Wagner-Festspiele

Der Messias aus Bayreuth

Wallfahrtsort für Wagner-Verehrer aus aller Welt: der »Grüne Hügel« vor dem Bayreuther Festspielhaus, das wie eine Art Tempel ausschließlich für Aufführungen von Opern des Komponisten errichtet wurde Foto: dpa

Ob ich Richard Wagner trotz seines Antisemitismus liebe oder wegen seines Judenhasses ablehne, will der Redakteur pünktlich zum Start der Richard-Wagner-Festspiele am 25. Juli in Bayreuth wissen. Weder noch: Ich fand ihn als Komponisten noch nie sonderlich spannend. Seine musikalischen Gedanken erscheinen mir zumeist wenig interessant.

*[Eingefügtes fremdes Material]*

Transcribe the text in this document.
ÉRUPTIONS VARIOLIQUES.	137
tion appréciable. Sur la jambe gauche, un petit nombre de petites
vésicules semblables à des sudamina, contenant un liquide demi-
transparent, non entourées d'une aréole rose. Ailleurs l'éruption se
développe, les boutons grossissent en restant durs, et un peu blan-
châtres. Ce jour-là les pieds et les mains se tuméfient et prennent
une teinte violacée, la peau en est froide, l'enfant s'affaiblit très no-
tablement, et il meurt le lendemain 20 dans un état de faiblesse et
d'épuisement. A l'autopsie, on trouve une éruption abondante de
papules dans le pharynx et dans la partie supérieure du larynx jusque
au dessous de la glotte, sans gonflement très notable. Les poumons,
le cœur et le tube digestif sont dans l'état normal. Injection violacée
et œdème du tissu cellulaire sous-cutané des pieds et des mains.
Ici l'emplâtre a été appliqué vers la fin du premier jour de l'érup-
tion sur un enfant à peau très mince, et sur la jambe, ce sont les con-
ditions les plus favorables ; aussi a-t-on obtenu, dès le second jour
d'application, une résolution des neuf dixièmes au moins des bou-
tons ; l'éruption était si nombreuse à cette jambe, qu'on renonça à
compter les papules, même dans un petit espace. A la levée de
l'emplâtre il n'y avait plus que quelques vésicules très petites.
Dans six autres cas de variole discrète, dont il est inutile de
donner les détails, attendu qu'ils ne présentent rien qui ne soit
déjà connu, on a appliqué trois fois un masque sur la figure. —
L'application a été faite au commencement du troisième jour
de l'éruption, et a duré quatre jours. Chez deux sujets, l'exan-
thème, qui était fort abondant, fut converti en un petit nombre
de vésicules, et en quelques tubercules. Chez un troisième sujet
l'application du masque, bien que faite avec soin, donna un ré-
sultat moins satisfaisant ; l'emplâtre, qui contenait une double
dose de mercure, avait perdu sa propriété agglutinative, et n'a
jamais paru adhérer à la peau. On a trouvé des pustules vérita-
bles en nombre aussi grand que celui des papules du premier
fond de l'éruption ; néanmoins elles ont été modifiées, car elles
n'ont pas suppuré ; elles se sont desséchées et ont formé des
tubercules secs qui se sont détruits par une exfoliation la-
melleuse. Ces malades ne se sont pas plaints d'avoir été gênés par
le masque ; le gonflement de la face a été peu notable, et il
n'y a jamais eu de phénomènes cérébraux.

Die harmonischen Banalitäten und formalen Längen sind zwar geschickt mit einem bombastischen Orchesterapparat überdeckt. Ein Schubert-Lied sagt mir dennoch mehr als Wagners vierstündige Opern.

Eingefleischte Wagner-Liebhaber werden nun erzürnt sein – sollen sie auch, das »Sakrileg« ist beabsichtigt. Kaum ein anderer Komponist übt eine solch starke Faszination auf seine Verehrer aus. Wagner nimmt in der deutschen Musikwelt einen besonderen Platz ein, und der im 19. Jahrhundert entstandene Typus des »Wagnerianers« ist noch immer lebendig. Einen fanatischen Anhänger von Chopin oder Tschaikowsky würde man vergeblich suchen, von Wagner sind viele Menschen hingegen geradezu besessen.

Nietzsche Als »meine Krankheit« bezeichnete Friedrich Nietzsche einst seine Passion für Wagner und dessen Musik, von der er sich später in einer »Selbstüberwindung« zu befreien suchte. Eine Heilung fand Nietzsche unter anderem in der »liebenswürdigen« Musik von Georges Bizet: »Das Gute ist leicht, alles Göttliche läuft auf zarten Füßen.« Das könne man von Wagner nicht sagen, dessen Klänge den Zuhörer in einen »verdrießlichen Schweiß« versetzen, so Nietzsche.

Wie erklärt sich dieses Phänomen: Musikbegeisterung als »Krankheit«? Warum berauschen sich Menschen an Wagners Musik, als wäre sie das Höchste in der Welt? Warum wird er so inbrünstig verehrt und abgöttisch geliebt – trotz seiner allgemein bekannten Gemeinheiten, der persönlichen Charakterschwächen und sogar seines ostentativen Antisemitismus?

Das Schicksal des russisch-jüdischen Pianisten Joseph Rubinstein (1847–1884), der Wagner vergötterte, ihm trotz wiederholter antisemitischer Schikanen jahrelang treu diente und den Tod des Meisters nicht verkraften konnte (er erschoss sich dann an Wagners Grab), bietet nur ein Beispiel für diese besondere geistige und psychische Abhängigkeit.

Wagners Faszination kann man nur verstehen, wenn man ihn im Kontext der religiösen Suchen seiner Zeit wahrnimmt. Die Erosion traditioneller religiöser Formen – christlicher und jüdischer – im Laufe der europäischen Aufklärung führte zum Entstehen alternativer pseudoreligiöser Anschauungen. Zu ihnen gehörte auch die romantische Überhöhung der Rolle der Kunst und des Künstlers – die sogenannte Kunstreligion. Wagner hat sich wie kaum ein anderer Komponist selbst zum Propheten einer neuen Religion und letztlich zum Erlöser stilisiert.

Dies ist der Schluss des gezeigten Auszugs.